With open enrollment continuing through Feb. 15, Campbell said the exchange was in “a good place to be right now.” It netted about 40 percent of its customers last year during the last month of open enrollment, he said.
MNsure CEO Scott Leitz has repeatedly stressed that a far smoother rollout in year two has resulted in more sign-ups compared to last year. On top of the private plan enrollments, nearly 40,000 Minnesotans have signed up for public health care programs such as Medical Assistance and MinnesotaCare since enrollment began Nov. 15.
“MNsure has made tremendous strides as an organization, resulting in a vastly improved consumer experience — but open enrollment continues, as does our round-the-clock work to make enrollment easier for Minnesotans,” Leitz said in a statement.
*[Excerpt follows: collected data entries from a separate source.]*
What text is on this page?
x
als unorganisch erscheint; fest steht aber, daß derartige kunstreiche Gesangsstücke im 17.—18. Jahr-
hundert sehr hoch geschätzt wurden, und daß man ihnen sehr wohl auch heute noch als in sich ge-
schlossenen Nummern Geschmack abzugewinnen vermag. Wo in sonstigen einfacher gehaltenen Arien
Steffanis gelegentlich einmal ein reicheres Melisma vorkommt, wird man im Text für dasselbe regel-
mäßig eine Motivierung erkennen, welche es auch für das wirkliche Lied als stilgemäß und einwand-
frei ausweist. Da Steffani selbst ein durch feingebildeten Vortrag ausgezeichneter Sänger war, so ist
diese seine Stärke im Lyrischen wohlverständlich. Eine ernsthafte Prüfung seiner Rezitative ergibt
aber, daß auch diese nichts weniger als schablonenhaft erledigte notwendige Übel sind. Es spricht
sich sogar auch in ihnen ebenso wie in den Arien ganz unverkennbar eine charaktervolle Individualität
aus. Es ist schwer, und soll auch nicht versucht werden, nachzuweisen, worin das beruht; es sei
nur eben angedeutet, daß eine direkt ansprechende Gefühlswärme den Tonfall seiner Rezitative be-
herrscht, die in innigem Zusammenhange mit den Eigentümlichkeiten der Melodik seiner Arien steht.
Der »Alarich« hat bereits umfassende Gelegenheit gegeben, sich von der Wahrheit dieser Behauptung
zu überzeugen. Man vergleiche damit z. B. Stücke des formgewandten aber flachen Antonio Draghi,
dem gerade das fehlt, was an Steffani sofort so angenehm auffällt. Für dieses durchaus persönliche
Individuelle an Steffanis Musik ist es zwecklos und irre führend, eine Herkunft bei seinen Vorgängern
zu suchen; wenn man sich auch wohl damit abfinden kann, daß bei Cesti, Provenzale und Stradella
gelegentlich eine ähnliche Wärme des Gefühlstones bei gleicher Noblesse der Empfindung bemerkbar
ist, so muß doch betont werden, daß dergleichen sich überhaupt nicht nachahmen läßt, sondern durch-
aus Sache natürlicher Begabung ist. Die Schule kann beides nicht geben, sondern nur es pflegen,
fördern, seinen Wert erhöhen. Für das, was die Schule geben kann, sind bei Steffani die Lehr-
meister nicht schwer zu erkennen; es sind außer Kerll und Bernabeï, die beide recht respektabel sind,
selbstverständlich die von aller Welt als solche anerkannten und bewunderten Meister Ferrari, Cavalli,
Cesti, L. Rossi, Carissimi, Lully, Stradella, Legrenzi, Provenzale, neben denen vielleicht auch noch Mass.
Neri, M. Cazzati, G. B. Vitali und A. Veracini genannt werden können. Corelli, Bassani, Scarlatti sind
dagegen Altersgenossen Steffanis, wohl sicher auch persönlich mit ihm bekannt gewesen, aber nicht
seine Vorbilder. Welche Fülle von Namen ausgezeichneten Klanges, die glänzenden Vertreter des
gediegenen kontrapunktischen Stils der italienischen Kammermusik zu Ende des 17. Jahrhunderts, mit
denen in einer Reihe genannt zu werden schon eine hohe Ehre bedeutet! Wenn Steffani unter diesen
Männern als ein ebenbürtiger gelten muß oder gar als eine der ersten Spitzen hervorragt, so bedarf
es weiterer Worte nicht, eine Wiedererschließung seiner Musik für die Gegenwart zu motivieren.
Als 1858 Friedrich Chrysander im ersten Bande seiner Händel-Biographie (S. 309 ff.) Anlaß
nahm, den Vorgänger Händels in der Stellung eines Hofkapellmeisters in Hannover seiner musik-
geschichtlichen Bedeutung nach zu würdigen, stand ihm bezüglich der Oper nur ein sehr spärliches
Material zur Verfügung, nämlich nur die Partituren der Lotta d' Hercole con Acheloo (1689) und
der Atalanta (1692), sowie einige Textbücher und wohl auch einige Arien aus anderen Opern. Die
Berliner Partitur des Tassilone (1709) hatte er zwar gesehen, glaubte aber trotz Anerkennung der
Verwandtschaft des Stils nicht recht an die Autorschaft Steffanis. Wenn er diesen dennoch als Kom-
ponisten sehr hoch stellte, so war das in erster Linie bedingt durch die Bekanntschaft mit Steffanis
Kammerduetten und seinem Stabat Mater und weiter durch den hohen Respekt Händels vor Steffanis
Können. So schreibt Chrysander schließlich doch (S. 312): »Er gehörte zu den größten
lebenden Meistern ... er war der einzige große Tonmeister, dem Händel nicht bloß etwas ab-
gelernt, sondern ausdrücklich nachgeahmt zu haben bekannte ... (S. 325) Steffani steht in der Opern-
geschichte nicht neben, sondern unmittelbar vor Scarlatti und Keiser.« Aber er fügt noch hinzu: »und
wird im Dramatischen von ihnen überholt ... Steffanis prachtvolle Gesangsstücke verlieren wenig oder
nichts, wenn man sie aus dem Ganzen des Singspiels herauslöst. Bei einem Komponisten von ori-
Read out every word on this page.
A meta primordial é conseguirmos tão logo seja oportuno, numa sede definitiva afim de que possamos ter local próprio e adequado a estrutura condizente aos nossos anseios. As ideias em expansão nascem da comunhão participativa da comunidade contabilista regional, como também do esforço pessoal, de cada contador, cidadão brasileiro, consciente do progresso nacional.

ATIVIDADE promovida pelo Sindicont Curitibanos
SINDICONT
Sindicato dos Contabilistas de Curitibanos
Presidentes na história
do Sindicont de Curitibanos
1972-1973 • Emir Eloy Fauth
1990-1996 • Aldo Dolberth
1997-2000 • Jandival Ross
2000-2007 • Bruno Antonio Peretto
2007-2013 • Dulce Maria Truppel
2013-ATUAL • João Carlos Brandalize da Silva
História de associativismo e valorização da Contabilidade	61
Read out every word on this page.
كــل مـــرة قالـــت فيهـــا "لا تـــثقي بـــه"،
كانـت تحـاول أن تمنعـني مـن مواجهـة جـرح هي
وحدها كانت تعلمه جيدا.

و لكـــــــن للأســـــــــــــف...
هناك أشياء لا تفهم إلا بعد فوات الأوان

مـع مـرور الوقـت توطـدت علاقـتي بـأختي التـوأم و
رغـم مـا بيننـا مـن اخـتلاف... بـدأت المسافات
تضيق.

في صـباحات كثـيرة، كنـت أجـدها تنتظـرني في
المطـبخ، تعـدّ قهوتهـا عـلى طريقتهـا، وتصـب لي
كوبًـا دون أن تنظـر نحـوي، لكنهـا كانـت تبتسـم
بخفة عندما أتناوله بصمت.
Some industry experts have previously expressed concern that the exchange wasn’t signing up residents in commercial plans fast enough to meet its goal — a target MNsure cut by a third in December. Those sign-ups are critical to funding MNsure’s budget because the exchange funds its operations by skimming a fee off of monthly premiums.
Minnesotans have until Feb. 15 to get coverage to avoid the penalties in President Barack Obama’s health law.
Eileen Smith, spokeswoman for the Minnesota Council of Health Plans, agreed there may be a spike of last-minute sign-ups.
“Human nature is you wait until the very end, and we did see that last year,” she said.
But, Smith asked: Will the final deadline push enrollment up high enough to keep MNsure’s budget on course?
“I don’t know. There’s a long way to go,” she said.